The main notebook json_utilities.ipynb functions more like a tutorial than the notebooks of other modules. There are built-in examples, which you can work through and modify according to your data and research questions. You can also use remove_fields.ipynb to remove specific fields from json files.

json_utilities.ipynb

Setup

This cell imports Python libraries and scripts.

View Metadata Fields (Optional)

If you wish to perform a query on your documents, it can be helpful to know what metadata fields are available. The cell below will read the first 100 documents and extract the keys for each metadata field. Note that listed keys may not be available in all documents. If you think that your metadata is very inconsistent, you may want to run docs.get_metadata_keys() without start and end values. However, this can take a long time, so it is not recommended unless you have reason to think that there are large discrepancies across your collection.

It is also possible to get the keys for a specific file with docs.get_metadata_keys(filelist=['file1', 'file2', etc.]). If you have already run something like result = docs.get_file_list(0, 5), you can simply run docs.get_metadata_keys(filelist=result).

In the second cell, you can generate a table of your documents with get_table(). It takes a list of files and a list of fields as its arguments, as in the example below. Columns can be re-ordered, sorted, and filtered. However, it is recommended that you only supply a small number of columns. The bigger the table, the longer the lag time when you scroll.

If you wish to save the table after you have sorted and/or filtered it, set the filename in the third cell and run the cell.

Performing Queries

Although many questions about your data can be answered by working with the table above, sometimes you may need to perform more sophisticated database-like queries to filter the data in your project's json folder. The cell below provide an interface for performing these queries.

A basic query is given in the form of a tuple with the syntax (fieldname, operator, value). The fieldname is the name of the metadata field you wish to search. The value is the value you are looking for in the field, and the operator is the method by which you will evaluate the value. Here are the possible operators: <, <=, = (or ==), != (meaning "not equal to"), >, >=, contains. The last will match any value anywhere in the field. For greater power, you can use regex as the operator and a regex pattern as the value.

Important

The fieldname and operator must be enclosed in single quotes. The value must also be single quotes unless it is a number or Boolean (True or False).

The find() method takes three arguments: a list of filenames, a query, and, optionally, a Boolean lower_case value. If lower_case=True the value data will be converted to lower case before it is evaluated. The default is False.

In the cell below, we will get a list of the first 5 files (to keep things quick) and search for the ones that contain "Politics" in the document's name field.

Note: There is a built-in timer class that can be used to time queries of long file lists.
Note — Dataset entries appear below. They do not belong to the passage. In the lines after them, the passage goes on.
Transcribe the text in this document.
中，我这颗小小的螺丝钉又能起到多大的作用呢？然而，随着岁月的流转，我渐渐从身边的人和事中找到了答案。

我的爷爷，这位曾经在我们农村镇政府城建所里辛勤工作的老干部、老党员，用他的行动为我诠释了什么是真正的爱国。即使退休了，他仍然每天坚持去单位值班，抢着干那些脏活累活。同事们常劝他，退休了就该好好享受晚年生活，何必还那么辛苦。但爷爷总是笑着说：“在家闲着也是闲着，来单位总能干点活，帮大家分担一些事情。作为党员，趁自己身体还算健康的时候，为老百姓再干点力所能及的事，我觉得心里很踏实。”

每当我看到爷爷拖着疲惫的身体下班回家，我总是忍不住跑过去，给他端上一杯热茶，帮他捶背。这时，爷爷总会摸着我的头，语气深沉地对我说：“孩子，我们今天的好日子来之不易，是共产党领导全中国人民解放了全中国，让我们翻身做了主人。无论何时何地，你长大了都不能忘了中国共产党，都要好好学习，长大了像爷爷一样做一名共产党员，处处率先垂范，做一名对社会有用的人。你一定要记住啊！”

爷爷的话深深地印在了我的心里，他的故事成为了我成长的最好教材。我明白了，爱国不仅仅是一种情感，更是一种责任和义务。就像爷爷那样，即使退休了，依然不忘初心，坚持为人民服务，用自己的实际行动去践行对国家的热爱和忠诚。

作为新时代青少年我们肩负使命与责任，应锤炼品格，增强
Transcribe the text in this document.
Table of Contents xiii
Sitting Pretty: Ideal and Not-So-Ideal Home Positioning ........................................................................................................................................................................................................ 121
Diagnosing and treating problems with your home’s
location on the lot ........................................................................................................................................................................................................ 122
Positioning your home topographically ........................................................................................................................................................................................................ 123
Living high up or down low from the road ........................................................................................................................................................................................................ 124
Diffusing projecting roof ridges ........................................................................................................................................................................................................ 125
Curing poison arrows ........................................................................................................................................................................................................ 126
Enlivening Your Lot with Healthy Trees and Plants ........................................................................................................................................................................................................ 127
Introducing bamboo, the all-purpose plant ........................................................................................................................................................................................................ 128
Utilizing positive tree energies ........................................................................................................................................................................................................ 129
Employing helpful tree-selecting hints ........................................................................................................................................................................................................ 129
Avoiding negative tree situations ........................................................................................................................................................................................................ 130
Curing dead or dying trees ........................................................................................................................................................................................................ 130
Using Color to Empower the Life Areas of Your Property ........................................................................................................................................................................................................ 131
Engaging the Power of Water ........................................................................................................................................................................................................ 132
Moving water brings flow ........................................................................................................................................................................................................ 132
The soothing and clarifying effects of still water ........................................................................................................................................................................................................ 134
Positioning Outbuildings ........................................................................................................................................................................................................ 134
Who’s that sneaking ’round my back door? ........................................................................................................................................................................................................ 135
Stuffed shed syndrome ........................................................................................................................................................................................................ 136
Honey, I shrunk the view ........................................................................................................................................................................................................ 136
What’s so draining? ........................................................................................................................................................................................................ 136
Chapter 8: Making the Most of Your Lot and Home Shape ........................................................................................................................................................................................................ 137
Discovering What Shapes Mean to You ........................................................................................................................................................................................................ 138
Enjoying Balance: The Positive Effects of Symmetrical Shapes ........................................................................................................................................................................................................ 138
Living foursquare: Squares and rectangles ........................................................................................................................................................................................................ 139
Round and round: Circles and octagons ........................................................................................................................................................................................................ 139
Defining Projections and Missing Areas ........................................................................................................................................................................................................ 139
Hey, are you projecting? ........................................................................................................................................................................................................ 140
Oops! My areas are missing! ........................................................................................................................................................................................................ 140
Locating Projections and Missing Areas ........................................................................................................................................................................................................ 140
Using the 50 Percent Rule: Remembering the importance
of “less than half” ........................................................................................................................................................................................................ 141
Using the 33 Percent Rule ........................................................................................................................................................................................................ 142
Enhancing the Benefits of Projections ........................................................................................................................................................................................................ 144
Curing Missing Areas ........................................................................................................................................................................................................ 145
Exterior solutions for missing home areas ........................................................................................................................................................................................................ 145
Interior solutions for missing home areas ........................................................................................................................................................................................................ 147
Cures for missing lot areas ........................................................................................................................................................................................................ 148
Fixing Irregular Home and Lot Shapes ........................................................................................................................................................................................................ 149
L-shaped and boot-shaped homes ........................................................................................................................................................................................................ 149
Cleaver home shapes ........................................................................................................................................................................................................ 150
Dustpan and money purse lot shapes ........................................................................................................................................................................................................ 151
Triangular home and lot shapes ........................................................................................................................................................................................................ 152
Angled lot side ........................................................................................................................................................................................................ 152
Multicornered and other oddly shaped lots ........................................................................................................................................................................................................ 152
Its use is illustrated in the cell below, but it can be used to time any of the methods.

Performing Multiple Queries

You can pass multiple queries to the find() method by using a list of tuples. As you can see from the example below. The result will be every document that matches any of the queries in the list.

Adding Boolean Logic

It is possible to add more complex Boolean logic by passing a dictionary as the query with 'and' or 'or' as the key. The value should be a list of one or more tuples, or a list of dictionaries as shown in the examples.

Exporting the Results of a Query

You can save the documents found by your query to a zip file with the export() method. It takes a list of filenames and a path where you wish to save the zip file. A filename is sufficient if you wish to save it in the current folder.

The export() method takes an optional text_only argument. Setting text_only=True will export only the content fields as plain text files.

Here is an example in which you create a Documents object, get a file list, find files in the list that match your query, and export the results to a zip archive.

The timer class is automatically applied to exports.

remove_fields.ipynb

This notebook will remove specified field from all files in the json folder. It is intended primarily for creating sample data sets for testing, but we could consider documenting it fully and keeping it in the release version of the module.

Configuration

Configure a list of fields to remove. By default, the folder containing the json files is the project's json directory, but you can configure another folder (relative to the project root). Errors will be logged to a file saved with the name you configure.

Setup

This cell loads your configurations and instantiates your removal job.

Remove Fields

This cell removes the fields from json files in the directory you have configured.

Module Structure

import
scripts
┃ ┗ json_utilities.py
json_utilities.ipynb
remove_fields.ipynb
README.md